Behalve een fixatie op lege straten, valt nog iets anders op aan de tekst van de hit van coronajaar 2020: The Weeknd zingt over het felle licht dat hem verblindt. 'Ooooooh, I'm blinded by the liiights', zingt hij nog een keer terwijl de showlichten om hem heen flitsen en een grandioos vuurwerk boven de Hudson ontstoken wordt.
Ik vind het een prachtig beeld dat toeschouwers over de hele wereld zich in hun verduisterde woonkamers opwarmen bij het idee dat er, ondanks alles, boven de Hudson een groot vuurwerk hemel en aarde verlicht. Zou het toeval zijn dat in duister coronajaar 2020 een lied over licht op nummer één staat?
De website Genius.com, waar muziekteksten geannoteerd worden, noteert twee betekenissen voor het licht. Het staat behalve voor de zwaailichten van een politiewagen (The Weeknd heeft een geschiedenis van drugsmisbruik) ook voor de cameraflitsen van paparazzi en felle schijnwerpers van het leven in de spotlight. Het verblindende licht is dus het licht waar je wél en niét in wil staan. Er is een overeenkomst: in beide gevallen is het het licht dat aangeeft: het gaat om hém.
Popmuziek, en onze cultuur in het algemeen, heeft een fascinatie voor de schoonheid van verblindend licht. Ik denk aan ABBA's Super Trouper ('beams are gonna blind me'), aan Kanye Wests lichtparades in Flashing Lights en All of the Lights aan Arctic Monkeys' You Probably Couldn't See For The lights , But You Were Staring Straight At Me. Ik denk aan de lichtstraal van boven, die in de Westerse kunstgeschiedenis vaak gelijk aan de uitstorting van de heilige geest. En aan Nederlandse doorzonwoningen, aan alle architecten die sinds Bauhaus licht en ruimte als hoogste goed beschouwen.
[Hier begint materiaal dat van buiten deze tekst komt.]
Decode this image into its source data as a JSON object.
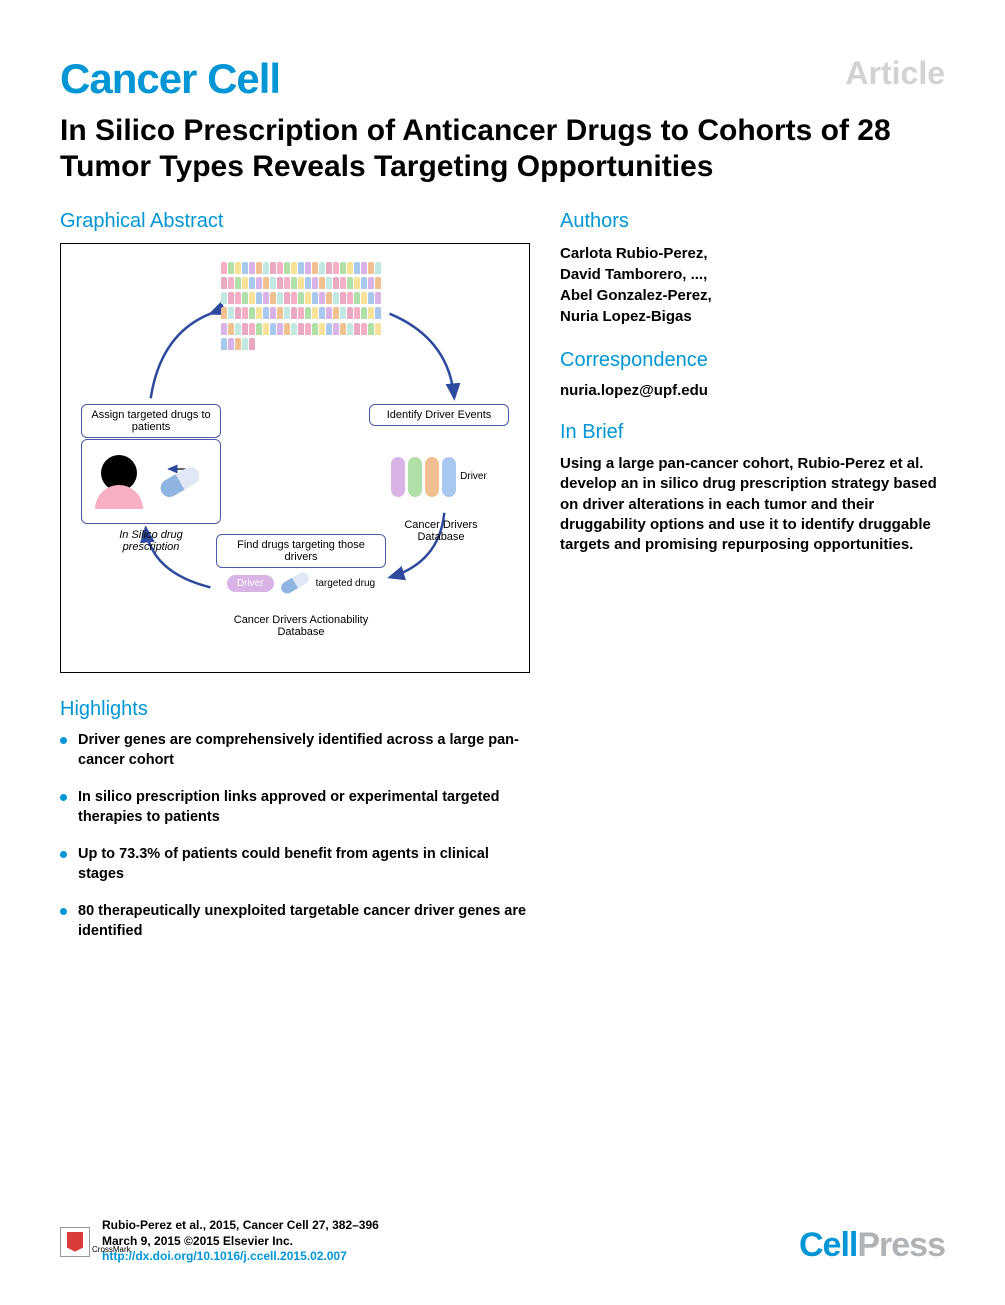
{
  "header": {
    "journal_name": "Cancer Cell",
    "article_label": "Article"
  },
  "title": "In Silico Prescription of Anticancer Drugs to Cohorts of 28 Tumor Types Reveals Targeting Opportunities",
  "graphical_abstract": {
    "heading": "Graphical Abstract",
    "cohort_colors": [
      "#f7b0c3",
      "#b0e0a8",
      "#f7e29a",
      "#a8c8f0",
      "#d9b3e6",
      "#f0c090",
      "#c0e8e0",
      "#e8a8c0"
    ],
    "nodes": {
      "assign": {
        "label": "Assign targeted drugs to patients",
        "caption": "In Silico drug prescription"
      },
      "identify": {
        "label": "Identify Driver Events",
        "caption": "Cancer Drivers Database",
        "driver_text": "Driver",
        "helix_colors": [
          "#d9b3e6",
          "#b0e0a8",
          "#f0c090",
          "#a8c8f0"
        ]
      },
      "find": {
        "label": "Find drugs targeting those drivers",
        "caption": "Cancer Drivers Actionability Database",
        "driver_chip": "Driver",
        "pill_label": "targeted drug"
      }
    },
    "arrow_color": "#2e4a9e"
  },
  "highlights": {
    "heading": "Highlights",
    "items": [
      "Driver genes are comprehensively identified across a large pan-cancer cohort",
      "In silico prescription links approved or experimental targeted therapies to patients",
      "Up to 73.3% of patients could benefit from agents in clinical stages",
      "80 therapeutically unexploited targetable cancer driver genes are identified"
    ]
  },
  "authors": {
    "heading": "Authors",
    "list": "Carlota Rubio-Perez,\nDavid Tamborero, ...,\nAbel Gonzalez-Perez,\nNuria Lopez-Bigas"
  },
  "correspondence": {
    "heading": "Correspondence",
    "email": "nuria.lopez@upf.edu"
  },
  "in_brief": {
    "heading": "In Brief",
    "text": "Using a large pan-cancer cohort, Rubio-Perez et al. develop an in silico drug prescription strategy based on driver alterations in each tumor and their druggability options and use it to identify druggable targets and promising repurposing opportunities."
  },
  "footer": {
    "crossmark_label": "CrossMark",
    "citation_line1": "Rubio-Perez et al., 2015, Cancer Cell 27, 382–396",
    "citation_line2": "March 9, 2015 ©2015 Elsevier Inc.",
    "doi": "http://dx.doi.org/10.1016/j.ccell.2015.02.007",
    "publisher_part1": "Cell",
    "publisher_part2": "Press"
  }
}
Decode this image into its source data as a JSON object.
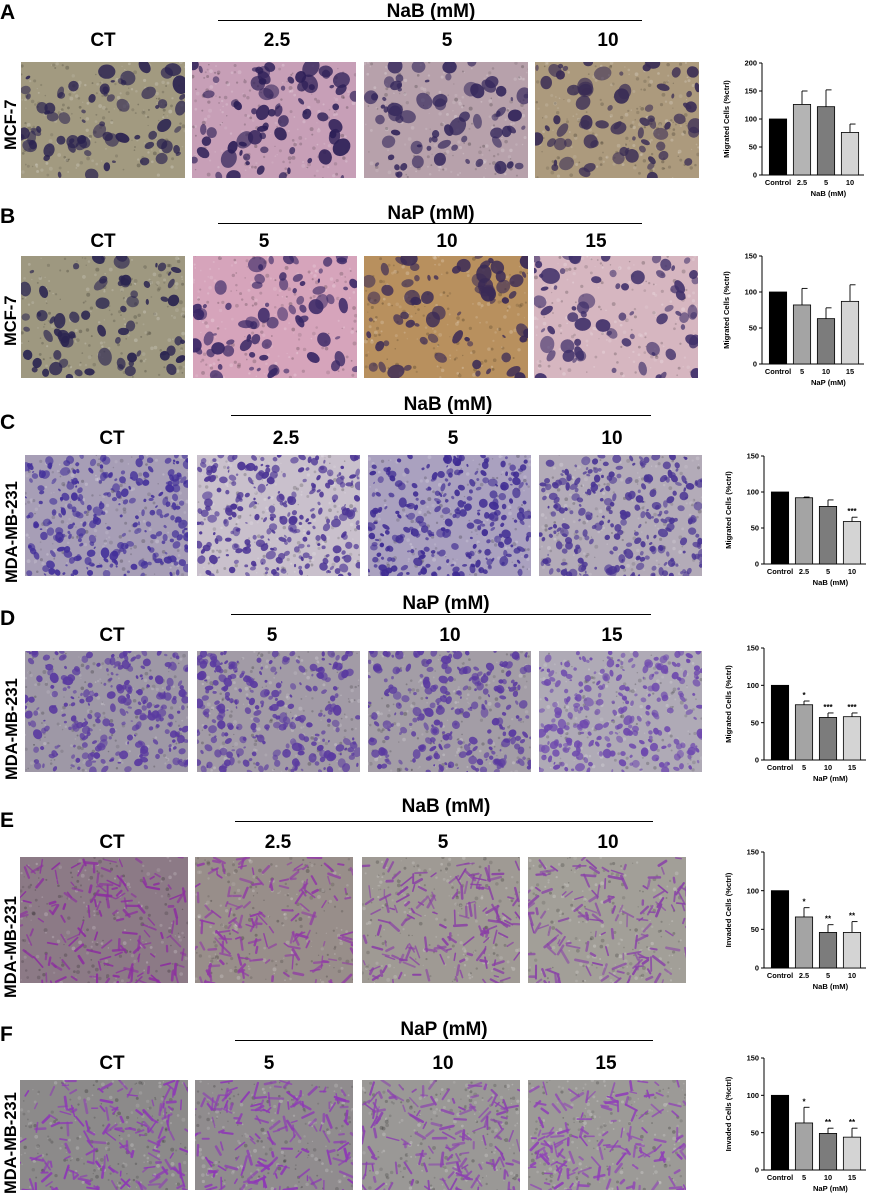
{
  "panels": [
    {
      "letter": "A",
      "treatment": "NaB (mM)",
      "row_label": "MCF-7",
      "columns": [
        "CT",
        "2.5",
        "5",
        "10"
      ]
    },
    {
      "letter": "B",
      "treatment": "NaP (mM)",
      "row_label": "MCF-7",
      "columns": [
        "CT",
        "5",
        "10",
        "15"
      ]
    },
    {
      "letter": "C",
      "treatment": "NaB (mM)",
      "row_label": "MDA-MB-231",
      "columns": [
        "CT",
        "2.5",
        "5",
        "10"
      ]
    },
    {
      "letter": "D",
      "treatment": "NaP (mM)",
      "row_label": "MDA-MB-231",
      "columns": [
        "CT",
        "5",
        "10",
        "15"
      ]
    },
    {
      "letter": "E",
      "treatment": "NaB (mM)",
      "row_label": "MDA-MB-231",
      "columns": [
        "CT",
        "2.5",
        "5",
        "10"
      ]
    },
    {
      "letter": "F",
      "treatment": "NaP (mM)",
      "row_label": "MDA-MB-231",
      "columns": [
        "CT",
        "5",
        "10",
        "15"
      ]
    }
  ],
  "micrograph_styles": [
    {
      "panel": "A",
      "images": [
        {
          "bg": "#a29a80",
          "stain": "#2b2350",
          "style": "blobs"
        },
        {
          "bg": "#c79fb7",
          "stain": "#2d1f57",
          "style": "blobs"
        },
        {
          "bg": "#b7a1ab",
          "stain": "#35285c",
          "style": "blobs"
        },
        {
          "bg": "#ac9a7d",
          "stain": "#3a2d55",
          "style": "blobs"
        }
      ]
    },
    {
      "panel": "B",
      "images": [
        {
          "bg": "#9e9880",
          "stain": "#2a2450",
          "style": "blobs"
        },
        {
          "bg": "#d6a4bb",
          "stain": "#3a2866",
          "style": "blobs"
        },
        {
          "bg": "#b8905e",
          "stain": "#3a2a56",
          "style": "blobs"
        },
        {
          "bg": "#d6b6c0",
          "stain": "#40306a",
          "style": "blobs"
        }
      ]
    },
    {
      "panel": "C",
      "images": [
        {
          "bg": "#a79eb6",
          "stain": "#43309a",
          "style": "dense"
        },
        {
          "bg": "#c9c0cc",
          "stain": "#4c3595",
          "style": "dense"
        },
        {
          "bg": "#aaa1bf",
          "stain": "#3f2c93",
          "style": "dense"
        },
        {
          "bg": "#b3abb8",
          "stain": "#4a3594",
          "style": "dense"
        }
      ]
    },
    {
      "panel": "D",
      "images": [
        {
          "bg": "#9e98a6",
          "stain": "#5a3aa0",
          "style": "dense"
        },
        {
          "bg": "#a29ba6",
          "stain": "#5a3aa0",
          "style": "dense"
        },
        {
          "bg": "#a39da6",
          "stain": "#5a3aa0",
          "style": "dense"
        },
        {
          "bg": "#afaab6",
          "stain": "#6e49ae",
          "style": "dense"
        }
      ]
    },
    {
      "panel": "E",
      "images": [
        {
          "bg": "#8c7a86",
          "stain": "#8c2fa0",
          "style": "fibers"
        },
        {
          "bg": "#988e8a",
          "stain": "#913aa6",
          "style": "fibers"
        },
        {
          "bg": "#9f9a94",
          "stain": "#8a3fa6",
          "style": "fibers"
        },
        {
          "bg": "#a29f98",
          "stain": "#8a44a8",
          "style": "fibers"
        }
      ]
    },
    {
      "panel": "F",
      "images": [
        {
          "bg": "#8c8a8a",
          "stain": "#8e39b6",
          "style": "fibers"
        },
        {
          "bg": "#908c8e",
          "stain": "#8e39b6",
          "style": "fibers"
        },
        {
          "bg": "#9a9896",
          "stain": "#8c42b0",
          "style": "fibers"
        },
        {
          "bg": "#9c9a97",
          "stain": "#9040b8",
          "style": "fibers"
        }
      ]
    }
  ],
  "chart_data": [
    {
      "panel": "A",
      "type": "bar",
      "ylabel": "Migrated Cells (%ctrl)",
      "xlabel": "NaB (mM)",
      "ylim": [
        0,
        200
      ],
      "yticks": [
        0,
        50,
        100,
        150,
        200
      ],
      "categories": [
        "Control",
        "2.5",
        "5",
        "10"
      ],
      "values": [
        100,
        126,
        122,
        76
      ],
      "errors": [
        0,
        24,
        30,
        15
      ],
      "significance": [
        "",
        "",
        "",
        ""
      ],
      "colors": [
        "#000000",
        "#b4b4b4",
        "#7c7c7c",
        "#d4d4d4"
      ]
    },
    {
      "panel": "B",
      "type": "bar",
      "ylabel": "Migrated Cells (%ctrl)",
      "xlabel": "NaP (mM)",
      "ylim": [
        0,
        150
      ],
      "yticks": [
        0,
        50,
        100,
        150
      ],
      "categories": [
        "Control",
        "5",
        "10",
        "15"
      ],
      "values": [
        100,
        82,
        63,
        87
      ],
      "errors": [
        0,
        23,
        15,
        23
      ],
      "significance": [
        "",
        "",
        "",
        ""
      ],
      "colors": [
        "#000000",
        "#a4a4a4",
        "#7c7c7c",
        "#d4d4d4"
      ]
    },
    {
      "panel": "C",
      "type": "bar",
      "ylabel": "Migrated Cells (%ctrl)",
      "xlabel": "NaB (mM)",
      "ylim": [
        0,
        150
      ],
      "yticks": [
        0,
        50,
        100,
        150
      ],
      "categories": [
        "Control",
        "2.5",
        "5",
        "10"
      ],
      "values": [
        100,
        92,
        80,
        59
      ],
      "errors": [
        0,
        1,
        9,
        6
      ],
      "significance": [
        "",
        "",
        "",
        "***"
      ],
      "colors": [
        "#000000",
        "#a4a4a4",
        "#7c7c7c",
        "#d4d4d4"
      ]
    },
    {
      "panel": "D",
      "type": "bar",
      "ylabel": "Migrated Cells (%ctrl)",
      "xlabel": "NaP (mM)",
      "ylim": [
        0,
        150
      ],
      "yticks": [
        0,
        50,
        100,
        150
      ],
      "categories": [
        "Control",
        "5",
        "10",
        "15"
      ],
      "values": [
        100,
        74,
        57,
        58
      ],
      "errors": [
        0,
        5,
        6,
        5
      ],
      "significance": [
        "",
        "*",
        "***",
        "***"
      ],
      "colors": [
        "#000000",
        "#a4a4a4",
        "#7c7c7c",
        "#d4d4d4"
      ]
    },
    {
      "panel": "E",
      "type": "bar",
      "ylabel": "Invaded Cells (%ctrl)",
      "xlabel": "NaB (mM)",
      "ylim": [
        0,
        150
      ],
      "yticks": [
        0,
        50,
        100,
        150
      ],
      "categories": [
        "Control",
        "2.5",
        "5",
        "10"
      ],
      "values": [
        100,
        66,
        46,
        46
      ],
      "errors": [
        0,
        12,
        10,
        14
      ],
      "significance": [
        "",
        "*",
        "**",
        "**"
      ],
      "colors": [
        "#000000",
        "#a4a4a4",
        "#7c7c7c",
        "#d4d4d4"
      ]
    },
    {
      "panel": "F",
      "type": "bar",
      "ylabel": "Invaded Cells (%ctrl)",
      "xlabel": "NaP (mM)",
      "ylim": [
        0,
        150
      ],
      "yticks": [
        0,
        50,
        100,
        150
      ],
      "categories": [
        "Control",
        "5",
        "10",
        "15"
      ],
      "values": [
        100,
        63,
        49,
        44
      ],
      "errors": [
        0,
        21,
        7,
        12
      ],
      "significance": [
        "",
        "*",
        "**",
        "**"
      ],
      "colors": [
        "#000000",
        "#a4a4a4",
        "#7c7c7c",
        "#d4d4d4"
      ]
    }
  ]
}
In deze tijd van het jaar, en zeker dit jaar, hunkeren we massaal naar langere dagen en méér licht. Het licht kan ons niet fel genoeg zijn.
Maar ware schoonheid schuilt juist in het donker, meent de Japanse schrijver Junichiro Tanizaki (1886 - 1965). Zijn essay Lof der Schaduw is een prettig kabbelende ode aan de rijkdom van het duisternis, die hij onder andere vindt in schemerige traditionele Japanse toiletten (als plaats voor persoonlijke contemplatie, en als tegenhanger voor de felverlichte, klinische Westerse toiletten), in het duister van een goede misosoep, in de schoonheid van kaarslicht boven elektrische verlichting, en de pracht van Chinese Jade − een 'mistige' edelsteen, tegenover de transparante glimmers uit het Westen. Pijnlijk herkenbaar is wat Tanizaki over de tandarts schrijft: 'Eén reden waarom we niet graag naar de tandarts gaan, is de schreeuw van zijn boormachine, maar de overmatige glitter van glas en metaal is even intimiderend.'
Overtuigend is ook Tanizaki's anekdote over hoe de traditionele, jaarlijkse festiviteiten rond het aanschouwen van de volle maan in de herfst, verstoord wordt door felle schijnwerpers. 'Zo verdoofd zijn we tegenwoordig door elektrische lichten, dat we volkomen ongevoelig zijn geworden voor het kwaad van buitensporige verlichting.'
De mooiste duisternis die ik ooit zag, was ook in Japan. De kunstinstallatie Backside of the Moon van James Turrell (een Amerikaan) bevindt zich op de voormalige locatie van een tempel op het kunsteiland Naoshima. Het werk bestaat uit een compleet verduisterde, houten schuur, die zo donker is dat je bij betreden geen hand voor ogen ziet.
Eerst is die duisternis griezelig, maar naarmate je er langer zit, ontdek je dat de donkerte ook een warme omhelzing kan zijn. Na iets van vijftien minuten zijn je ogen zo gewend dat je langzaam achterin de ruimte een verlicht vierkant begint te zien. Het is er al de hele tijd geweest, alleen je ogen moesten zich aanpassen. Juist omdat je er zo lang op hebt moeten wachten, is het van grote schoonheid. Een spektakel van schemering. Zo laat Turrell je ervaren wat een pracht er in de schaduw huist, wanneer je je ogen er maar voor traint. Die vaardigheid kan in deze laatste donkere dagen nog wel van pas komen.
Vanavond thuis maar eens alle lichten uitdoen, kijken wat we dan zien.